Caixin
Aug 13, 2022 06:37 PM
FINANCE

China Hits ‘Liquidity Trap’ as Low Rates Fail to Spur Bank Loans

Pedestrians wait to cross an intersection near an Ant Group Co. office building in Shanghai, China, on Thursday, July 28, 2022. Billionaire Jack Ma plans to relinquish control of Ant Group, Dow Jones reported, citing people familiar with the matter said, part of the fintech giant’s effort to appease regulators following a lengthy crackdown. Photo:Bloomberg
Pedestrians wait to cross an intersection near an Ant Group Co. office building in Shanghai, China, on Thursday, July 28, 2022. Billionaire Jack Ma plans to relinquish control of Ant Group, Dow Jones reported, citing people familiar with the matter said, part of the fintech giant’s effort to appease regulators following a lengthy crackdown. Photo:Bloomberg

(Bloomberg) — China’s low interest rates are failing to spur lending in the economy, creating a challenge for policy makers as they try to bolster the nation’s fragile recovery.

Central bank data on Friday showed a sharp slowdown in aggregate financing, a broad measure of credit, in July, as new loans and corporate bond issuance weakened.

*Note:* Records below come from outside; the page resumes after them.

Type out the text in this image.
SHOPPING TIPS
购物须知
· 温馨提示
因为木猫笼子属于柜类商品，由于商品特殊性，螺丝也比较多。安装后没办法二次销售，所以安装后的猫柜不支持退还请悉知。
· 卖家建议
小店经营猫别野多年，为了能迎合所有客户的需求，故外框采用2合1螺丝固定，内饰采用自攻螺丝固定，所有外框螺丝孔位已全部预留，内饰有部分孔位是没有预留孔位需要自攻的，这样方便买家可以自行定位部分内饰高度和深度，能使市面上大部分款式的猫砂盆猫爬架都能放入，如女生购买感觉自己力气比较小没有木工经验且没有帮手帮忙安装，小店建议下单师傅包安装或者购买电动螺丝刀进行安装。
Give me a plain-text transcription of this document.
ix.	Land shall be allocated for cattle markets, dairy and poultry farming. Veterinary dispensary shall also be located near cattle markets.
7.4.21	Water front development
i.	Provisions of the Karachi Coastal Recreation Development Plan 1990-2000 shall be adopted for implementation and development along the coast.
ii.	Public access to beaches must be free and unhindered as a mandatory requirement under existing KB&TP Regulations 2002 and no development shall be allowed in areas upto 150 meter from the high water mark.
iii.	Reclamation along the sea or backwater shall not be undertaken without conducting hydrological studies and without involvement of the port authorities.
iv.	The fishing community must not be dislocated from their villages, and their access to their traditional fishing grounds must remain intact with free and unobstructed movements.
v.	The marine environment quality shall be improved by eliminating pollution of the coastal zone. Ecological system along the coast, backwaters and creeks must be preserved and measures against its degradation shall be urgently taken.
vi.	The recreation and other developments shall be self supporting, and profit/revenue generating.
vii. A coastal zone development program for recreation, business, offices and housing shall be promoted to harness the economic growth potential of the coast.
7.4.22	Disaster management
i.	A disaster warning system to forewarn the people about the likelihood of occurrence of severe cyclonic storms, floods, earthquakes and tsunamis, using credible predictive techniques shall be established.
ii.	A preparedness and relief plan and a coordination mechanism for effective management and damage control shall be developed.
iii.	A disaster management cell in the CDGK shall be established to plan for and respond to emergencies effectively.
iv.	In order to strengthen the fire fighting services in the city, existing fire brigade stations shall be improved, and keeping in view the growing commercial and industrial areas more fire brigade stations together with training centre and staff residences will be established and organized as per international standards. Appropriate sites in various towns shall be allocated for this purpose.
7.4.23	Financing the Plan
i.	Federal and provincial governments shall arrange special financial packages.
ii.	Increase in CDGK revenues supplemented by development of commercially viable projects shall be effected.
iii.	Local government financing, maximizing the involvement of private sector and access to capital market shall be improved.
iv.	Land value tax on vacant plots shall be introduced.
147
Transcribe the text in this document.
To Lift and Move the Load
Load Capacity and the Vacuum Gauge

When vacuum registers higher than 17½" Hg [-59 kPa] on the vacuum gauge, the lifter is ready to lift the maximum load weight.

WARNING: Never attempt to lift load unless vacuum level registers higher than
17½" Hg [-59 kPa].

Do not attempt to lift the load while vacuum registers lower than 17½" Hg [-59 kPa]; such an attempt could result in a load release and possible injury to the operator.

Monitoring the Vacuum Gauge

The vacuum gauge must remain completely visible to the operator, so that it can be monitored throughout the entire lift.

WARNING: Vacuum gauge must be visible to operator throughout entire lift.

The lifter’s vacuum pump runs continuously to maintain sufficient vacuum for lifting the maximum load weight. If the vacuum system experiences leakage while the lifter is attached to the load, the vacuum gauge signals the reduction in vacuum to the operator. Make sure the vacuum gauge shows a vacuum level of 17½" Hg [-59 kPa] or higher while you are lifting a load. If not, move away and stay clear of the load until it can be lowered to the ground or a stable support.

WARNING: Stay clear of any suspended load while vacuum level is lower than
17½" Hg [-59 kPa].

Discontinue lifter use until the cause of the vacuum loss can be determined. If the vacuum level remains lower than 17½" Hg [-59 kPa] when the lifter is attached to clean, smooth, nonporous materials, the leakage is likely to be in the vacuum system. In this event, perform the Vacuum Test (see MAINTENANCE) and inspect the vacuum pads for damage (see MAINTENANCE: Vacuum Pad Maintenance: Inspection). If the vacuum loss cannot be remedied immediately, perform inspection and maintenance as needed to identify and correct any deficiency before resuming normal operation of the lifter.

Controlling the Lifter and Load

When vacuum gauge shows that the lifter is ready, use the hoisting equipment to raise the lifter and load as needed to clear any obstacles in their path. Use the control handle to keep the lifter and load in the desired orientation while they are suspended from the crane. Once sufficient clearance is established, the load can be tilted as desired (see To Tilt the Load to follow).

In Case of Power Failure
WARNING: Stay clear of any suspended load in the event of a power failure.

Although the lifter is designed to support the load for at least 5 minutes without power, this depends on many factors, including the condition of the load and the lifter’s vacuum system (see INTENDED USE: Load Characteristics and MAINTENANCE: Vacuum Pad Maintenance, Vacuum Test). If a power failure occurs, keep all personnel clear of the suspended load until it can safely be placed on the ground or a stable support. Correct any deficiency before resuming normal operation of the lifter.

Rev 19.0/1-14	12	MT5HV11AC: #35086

At the same time, growth of M2, the broadest measure of money supply, accelerated more than expected to 12% in July. Taken together, the data shows banks are flush with cash but are struggling to boost lending to customers against the backdrop of weak growth and turmoil in the property market.

The data is a “classic sign of a liquidity trap,” said Craig Botham, chief China economist at Pantheon Macroeconomics Ltd. “Liquidity is ample, but no one wants it.” Under these circumstances, “monetary policy can do little to support the economy,” he said.